CTB, which sells feeders and stalls under the PigTek and Chore-Time Hog brands, has expanded abroad by buying businesses in Israel, Germany and the Netherlands. Chief Executive Officer Victor Mancinelli persuaded Buffett to buy his firm. Howard Buffett, a farmer and the billionaire’s son, endorsed the deal.

Good Things

“I checked with Howie; he told me CTB was an absolute first-class company and he’d heard good things about Vic,” Buffett said. “Howie would rather spend an evening on a tractor in the field than a date with Angelina Jolie, which is not true of all members of the family, but that’s true of Howie.”

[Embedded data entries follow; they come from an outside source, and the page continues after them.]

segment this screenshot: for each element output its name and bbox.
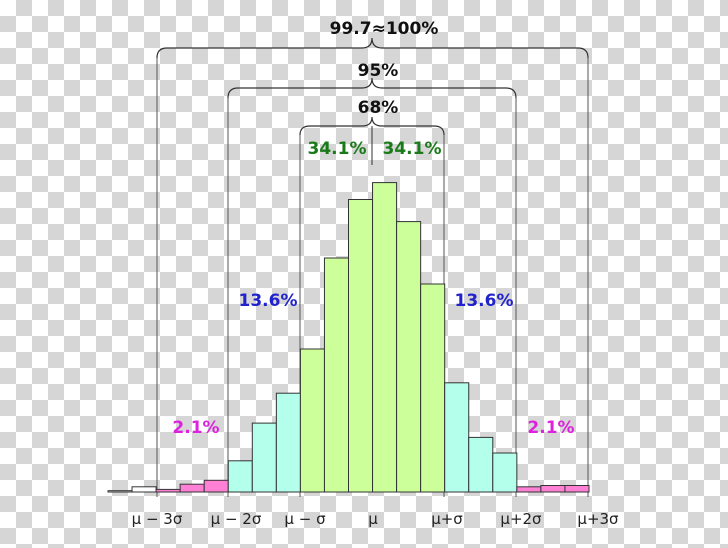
histogram-bar-18 bbox=[516, 486, 542, 493]
histogram-bar-7 bbox=[251, 422, 277, 493]
middle-right-percent: 13.6% bbox=[455, 291, 514, 311]
histogram-bar-9 bbox=[299, 348, 325, 493]
histogram-bar-20 bbox=[564, 485, 590, 493]
middle-left-percent: 13.6% bbox=[239, 291, 298, 311]
histogram-bar-2 bbox=[131, 486, 157, 493]
tick-label-minus-2-sigma: μ − 2σ bbox=[211, 510, 262, 528]
histogram-bar-17 bbox=[492, 452, 518, 493]
x-tick-labels: μ − 3σ μ − 2σ μ − σ μ μ+σ μ+2σ μ+3σ bbox=[132, 510, 619, 528]
tick-label-mu: μ bbox=[368, 510, 378, 528]
histogram-bar-10 bbox=[323, 257, 350, 493]
histogram-bar-12 bbox=[372, 182, 398, 493]
histogram-bar-5 bbox=[203, 479, 229, 493]
inner-brace bbox=[299, 116, 445, 136]
tick-label-plus-3-sigma: μ+3σ bbox=[577, 510, 619, 528]
tick-label-minus-3-sigma: μ − 3σ bbox=[132, 510, 183, 528]
mid-brace-label: 95% bbox=[358, 61, 399, 81]
tick-label-minus-1-sigma: μ − σ bbox=[284, 510, 326, 528]
mid-brace bbox=[227, 77, 517, 99]
histogram-bar-8 bbox=[275, 392, 301, 493]
histogram-bar-13 bbox=[396, 221, 422, 493]
histogram-bar-19 bbox=[540, 485, 566, 493]
inner-brace-label: 68% bbox=[358, 98, 399, 118]
outer-right-percent: 2.1% bbox=[527, 418, 574, 438]
braces bbox=[156, 37, 589, 136]
sigma-guide-lines bbox=[156, 58, 589, 497]
outer-brace bbox=[156, 37, 589, 59]
tick-label-plus-2-sigma: μ+2σ bbox=[500, 510, 542, 528]
outer-left-percent: 2.1% bbox=[172, 418, 219, 438]
histogram-bar-16 bbox=[468, 436, 494, 493]
center-left-percent: 34.1% bbox=[308, 139, 367, 159]
tick-label-plus-1-sigma: μ+σ bbox=[431, 510, 463, 528]
histogram-bar-15 bbox=[444, 382, 470, 493]
histogram-bar-14 bbox=[420, 283, 446, 493]
histogram-bar-6 bbox=[227, 460, 253, 493]
center-right-percent: 34.1% bbox=[383, 139, 442, 159]
histogram-bar-4 bbox=[179, 483, 205, 493]
histogram-bars bbox=[107, 182, 590, 493]
outer-brace-label: 99.7≈100% bbox=[330, 19, 439, 39]
histogram-bar-11 bbox=[348, 199, 374, 493]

Howard Buffett has been picked to succeed his father as Berkshire’s chairman when Warren Buffett’s tenure, entering its fifth decade, comes to a close. The elder Buffett, who owns about a quarter of Berkshire and is its CEO, has said settling on his eventual replacement as chief is the No. 1 responsibility of the firm’s board.

In the CTB video, Buffett praised Mancinelli. “Vic is a manager that could run any company in the Fortune 500,” Buffett said. “He’s done a wonderful job for us.”

U.S. hog farmers have shrunk the size of sow herds to the smallest since at least 1976, as feed prices jumped to a record in 2008 and the recession and an outbreak of swine flu sapped pork demand in 2009.

‘Year After Year’

“There will be low prices and there will be high prices,” Buffett said. “But the one thing you can be sure about is that our industry is going to be there year after year after year.”

Berkshire’s acquisition of CTB was valued at $177 million, according to Bloomberg data. Six years later, in 2008, the unit produced pretax earnings of $89 million, Buffett said in the company’s 2009 annual letter. CTB bought six companies in the interim, including Swine Services Specialists Inc. and Porcon group of Deurne, the Netherlands.

“The CTB story is just starting,” Buffett said. “I am 79 so I’ll be 100 in 2030. Stay tuned for a rebroadcast at that time and I’ll be telling you about all kinds of wonderful things that have happened in the company. It’s in the right industry. Farming is as fundamental as things get in this country.”